Gun no. 31585, a Smooth Bore Muzzle-Loading (SBML) 36-pounder iron gun with its elegant carronade, made in 1852 by the Imperial Alexandrovski foundry at Olonets. The cannon is stamped with the double eagle of the Russian Tsar and the initials `MA' – "Morskaya Artilleria", or "naval artillery." His brother gun no. 31593 sits just across.
Cannon number 31585 sits dumb, just as Lev wrote, the blood of horses and men long washed off its iron length, the body raised from the splintered wreckage and wasted lives of mere men who sank forgotten into the mud and stone, unmarked like puffs of dust blown across a field by a brief wind.
Regenerated as a monument – to what? To war? Conquest? Empire? Surely not to life – the beautiful people of Sydney jog and walk and cavort past indifferently and without curiosity with their Tibetan Mastiffs, Bluetick Coonhounds, and Cockadoodles, those breathing and highly-bred insignia of careless wealth.

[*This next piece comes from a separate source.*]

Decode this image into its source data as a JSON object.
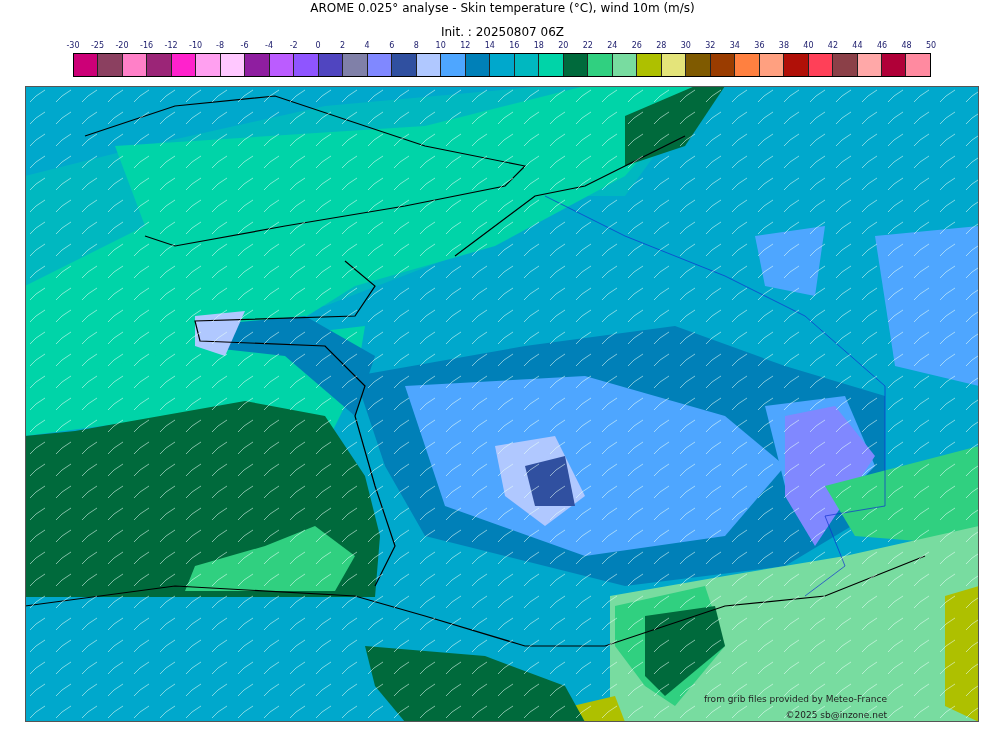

I feel its reptilian cool in the pre-dawn, and the heat it takes on as the sun forges a new day, and it seems to me to be, in some way, alive in a very different way with time, memory, and a full pattern of human folly written along its speckled ferrous hulk.

Franz Roubaud's panoramic 1904 painting The Siege of Sevastopol. The prone gun in the foreground is just such the kind...

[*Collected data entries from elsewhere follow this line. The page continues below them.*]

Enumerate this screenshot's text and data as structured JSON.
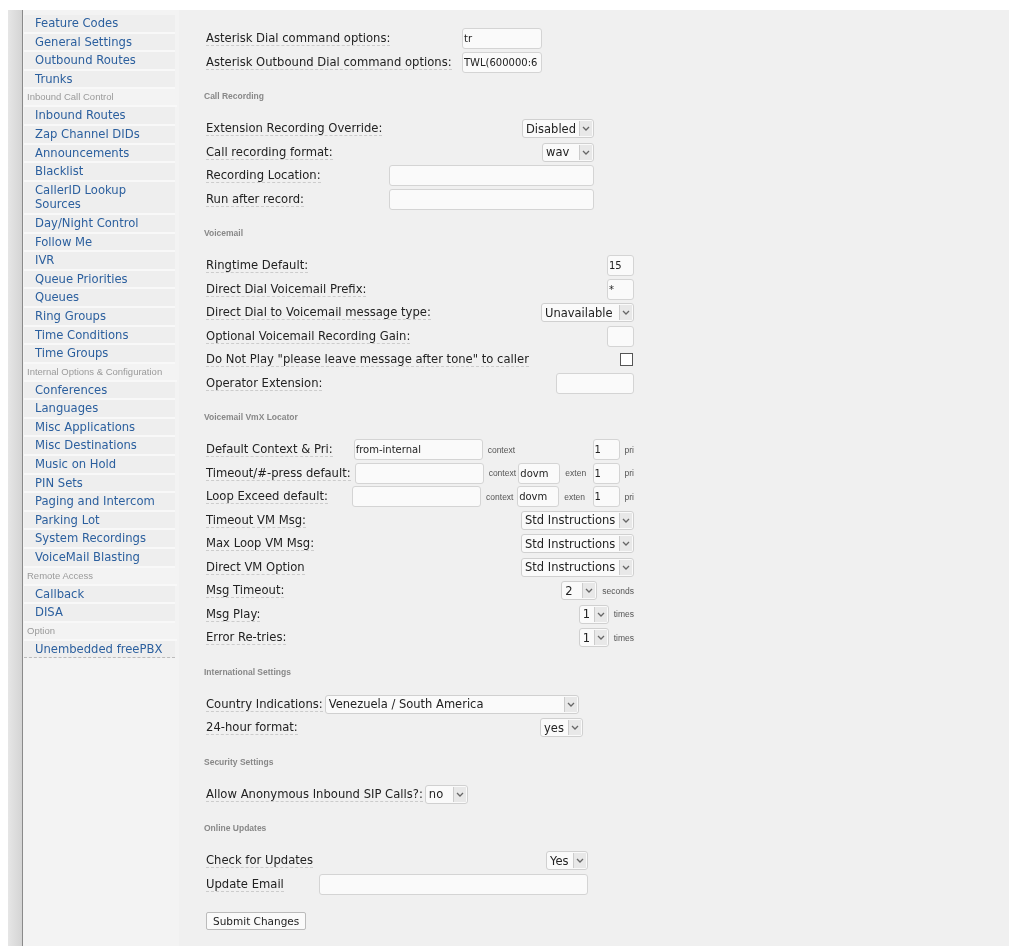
{
  "sidebar": {
    "items": [
      {
        "kind": "link",
        "label": "Feature Codes"
      },
      {
        "kind": "link",
        "label": "General Settings"
      },
      {
        "kind": "link",
        "label": "Outbound Routes"
      },
      {
        "kind": "link",
        "label": "Trunks"
      },
      {
        "kind": "heading",
        "label": "Inbound Call Control"
      },
      {
        "kind": "link",
        "label": "Inbound Routes"
      },
      {
        "kind": "link",
        "label": "Zap Channel DIDs"
      },
      {
        "kind": "link",
        "label": "Announcements"
      },
      {
        "kind": "link",
        "label": "Blacklist"
      },
      {
        "kind": "link",
        "label": "CallerID Lookup Sources"
      },
      {
        "kind": "link",
        "label": "Day/Night Control"
      },
      {
        "kind": "link",
        "label": "Follow Me"
      },
      {
        "kind": "link",
        "label": "IVR"
      },
      {
        "kind": "link",
        "label": "Queue Priorities"
      },
      {
        "kind": "link",
        "label": "Queues"
      },
      {
        "kind": "link",
        "label": "Ring Groups"
      },
      {
        "kind": "link",
        "label": "Time Conditions"
      },
      {
        "kind": "link",
        "label": "Time Groups"
      },
      {
        "kind": "heading",
        "label": "Internal Options & Configuration"
      },
      {
        "kind": "link",
        "label": "Conferences"
      },
      {
        "kind": "link",
        "label": "Languages"
      },
      {
        "kind": "link",
        "label": "Misc Applications"
      },
      {
        "kind": "link",
        "label": "Misc Destinations"
      },
      {
        "kind": "link",
        "label": "Music on Hold"
      },
      {
        "kind": "link",
        "label": "PIN Sets"
      },
      {
        "kind": "link",
        "label": "Paging and Intercom"
      },
      {
        "kind": "link",
        "label": "Parking Lot"
      },
      {
        "kind": "link",
        "label": "System Recordings"
      },
      {
        "kind": "link",
        "label": "VoiceMail Blasting"
      },
      {
        "kind": "heading",
        "label": "Remote Access"
      },
      {
        "kind": "link",
        "label": "Callback"
      },
      {
        "kind": "link",
        "label": "DISA"
      },
      {
        "kind": "heading",
        "label": "Option"
      },
      {
        "kind": "link",
        "label": "Unembedded freePBX"
      }
    ]
  },
  "sections": [
    {
      "rows": [
        {
          "kind": "input",
          "label": "Asterisk Dial command options:",
          "value": "tr"
        },
        {
          "kind": "input",
          "label": "Asterisk Outbound Dial command options:",
          "value": "TWL(600000:6"
        }
      ]
    },
    {
      "heading": "Call Recording",
      "rows": [
        {
          "kind": "select",
          "label": "Extension Recording Override:",
          "value": "Disabled"
        },
        {
          "kind": "select",
          "label": "Call recording format:",
          "value": "wav"
        },
        {
          "kind": "input",
          "label": "Recording Location:"
        },
        {
          "kind": "input",
          "label": "Run after record:"
        }
      ]
    },
    {
      "heading": "Voicemail",
      "rows": [
        {
          "kind": "input",
          "label": "Ringtime Default:",
          "value": "15"
        },
        {
          "kind": "input",
          "label": "Direct Dial Voicemail Prefix:",
          "value": "*"
        },
        {
          "kind": "select",
          "label": "Direct Dial to Voicemail message type:",
          "value": "Unavailable"
        },
        {
          "kind": "input",
          "label": "Optional Voicemail Recording Gain:"
        },
        {
          "kind": "checkbox",
          "label": "Do Not Play \"please leave message after tone\" to caller",
          "checked": false
        },
        {
          "kind": "input",
          "label": "Operator Extension:"
        }
      ]
    },
    {
      "heading": "Voicemail VmX Locator",
      "rows": [
        {
          "kind": "locator",
          "label": "Default Context & Pri:",
          "context": "from-internal",
          "context_label": "context",
          "pri": "1",
          "pri_label": "pri"
        },
        {
          "kind": "locator",
          "label": "Timeout/#-press default:",
          "context_label": "context",
          "exten": "dovm",
          "exten_label": "exten",
          "pri": "1",
          "pri_label": "pri"
        },
        {
          "kind": "locator",
          "label": "Loop Exceed default:",
          "context_label": "context",
          "exten": "dovm",
          "exten_label": "exten",
          "pri": "1",
          "pri_label": "pri"
        },
        {
          "kind": "select",
          "label": "Timeout VM Msg:",
          "value": "Std Instructions"
        },
        {
          "kind": "select",
          "label": "Max Loop VM Msg:",
          "value": "Std Instructions"
        },
        {
          "kind": "select",
          "label": "Direct VM Option",
          "value": "Std Instructions"
        },
        {
          "kind": "select",
          "label": "Msg Timeout:",
          "value": "2",
          "unit": "seconds"
        },
        {
          "kind": "select",
          "label": "Msg Play:",
          "value": "1",
          "unit": "times"
        },
        {
          "kind": "select",
          "label": "Error Re-tries:",
          "value": "1",
          "unit": "times"
        }
      ]
    },
    {
      "heading": "International Settings",
      "rows": [
        {
          "kind": "select",
          "label": "Country Indications:",
          "value": "Venezuela / South America"
        },
        {
          "kind": "select",
          "label": "24-hour format:",
          "value": "yes"
        }
      ]
    },
    {
      "heading": "Security Settings",
      "rows": [
        {
          "kind": "select",
          "label": "Allow Anonymous Inbound SIP Calls?:",
          "value": "no"
        }
      ]
    },
    {
      "heading": "Online Updates",
      "rows": [
        {
          "kind": "select",
          "label": "Check for Updates",
          "value": "Yes"
        },
        {
          "kind": "input",
          "label": "Update Email"
        }
      ]
    }
  ],
  "submit": "Submit Changes"
}
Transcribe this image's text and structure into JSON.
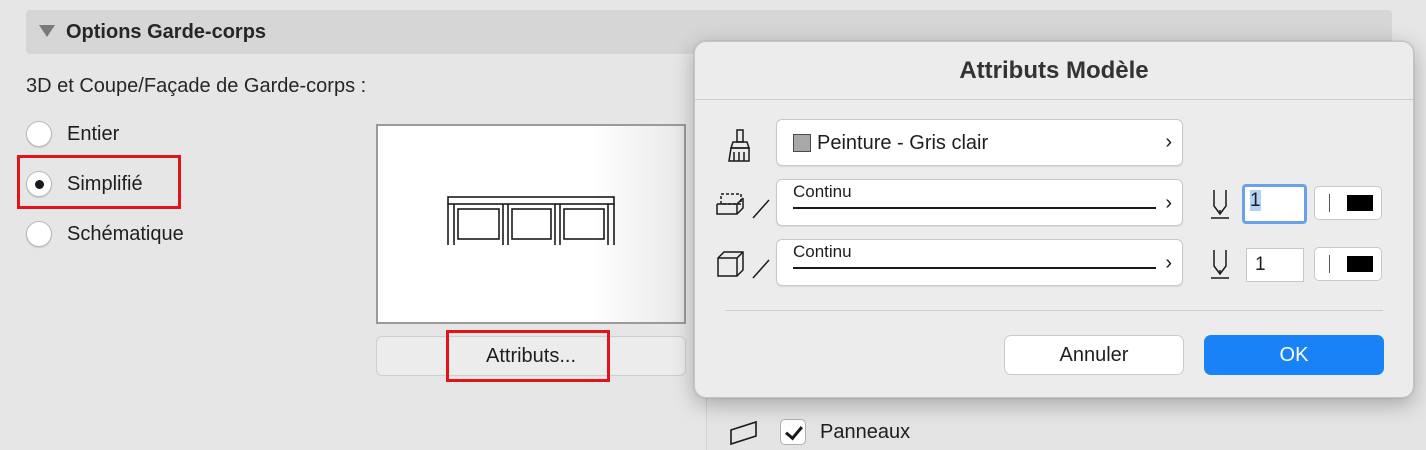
{
  "section": {
    "title": "Options Garde-corps",
    "subtitle": "3D et Coupe/Façade de Garde-corps :",
    "options": [
      {
        "label": "Entier",
        "selected": false
      },
      {
        "label": "Simplifié",
        "selected": true
      },
      {
        "label": "Schématique",
        "selected": false
      }
    ],
    "attributes_button": "Attributs...",
    "panels_checkbox": {
      "label": "Panneaux",
      "checked": true
    }
  },
  "dialog": {
    "title": "Attributs Modèle",
    "surface": {
      "label": "Peinture - Gris clair",
      "icon": "paint-brush-icon",
      "swatch_color": "#a8a8a8"
    },
    "cut_line": {
      "line_type": "Continu",
      "icon": "cut-surface-icon",
      "pen": "1",
      "pen_color": "#000000"
    },
    "outline_line": {
      "line_type": "Continu",
      "icon": "box-outline-icon",
      "pen": "1",
      "pen_color": "#000000"
    },
    "cancel_label": "Annuler",
    "ok_label": "OK"
  },
  "colors": {
    "accent": "#1a82f7",
    "highlight": "#e2131a",
    "focus_ring": "#6aa2e8"
  }
}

When I was a 12 year-old stage actor in Marcel Pagnol's "Fanny," a fellow cast member, an ancient and semi-famous Scotsman bred from English repertory theatre, grasped me by the hand and said, "you've now shaken hands – with a man who shook hands – with a man who shook hands – with a man who shook hands – with a man who charged with the Light Brigade at the battle of Balaklava."

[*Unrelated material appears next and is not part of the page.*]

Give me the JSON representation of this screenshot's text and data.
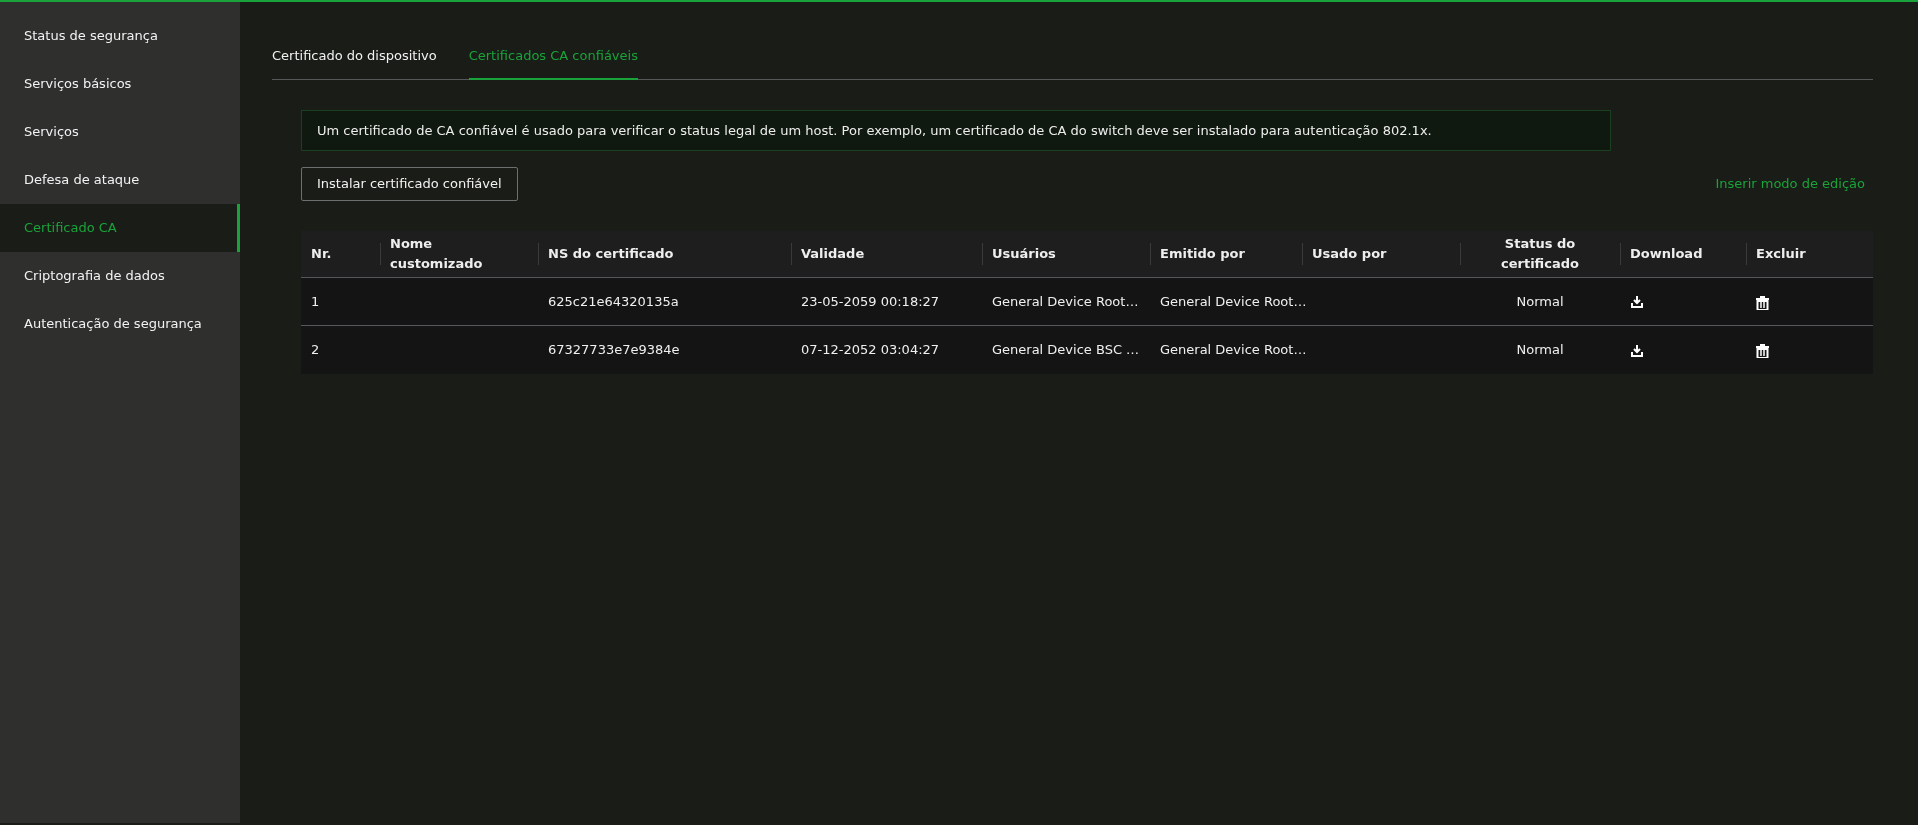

I've never forgotten that clasp with time past, so distant and impressionistically fragmented, way beyond our arrested human grasp of Time, and yet passed from hand-to-my small boy-hand in just a few quick generations so that history felt human, immediate, and as blood warm as the cannon's girth in the Australian morning sun.
I read recently about Jo van Gogh-Bonger, the woman who curated and studied her brother-in-law Vincent van Gogh into existence, and without which his collected work may just have been just a collection of dispersed, destroyed, or painted-over-for-other-work canvasses – just another cannon in the field of dead souls.
She educated herself about his work through the letters that had survived his suicide, and realised that Vincent experienced the world in an entirely different way from other people, a synaesthesia which made no distinction between the rocks and the sky, or people and a wheat field.
So as I sit by that old gun, I feel the firm clasp of that old actor, his will to have me understand, and it seems that all the intervening years have melted away in the foundry of Time, and that the gallant six hundred are there across the dawn fog of the park, the clinking bridles and snorts of their mounts, poised to charge and die.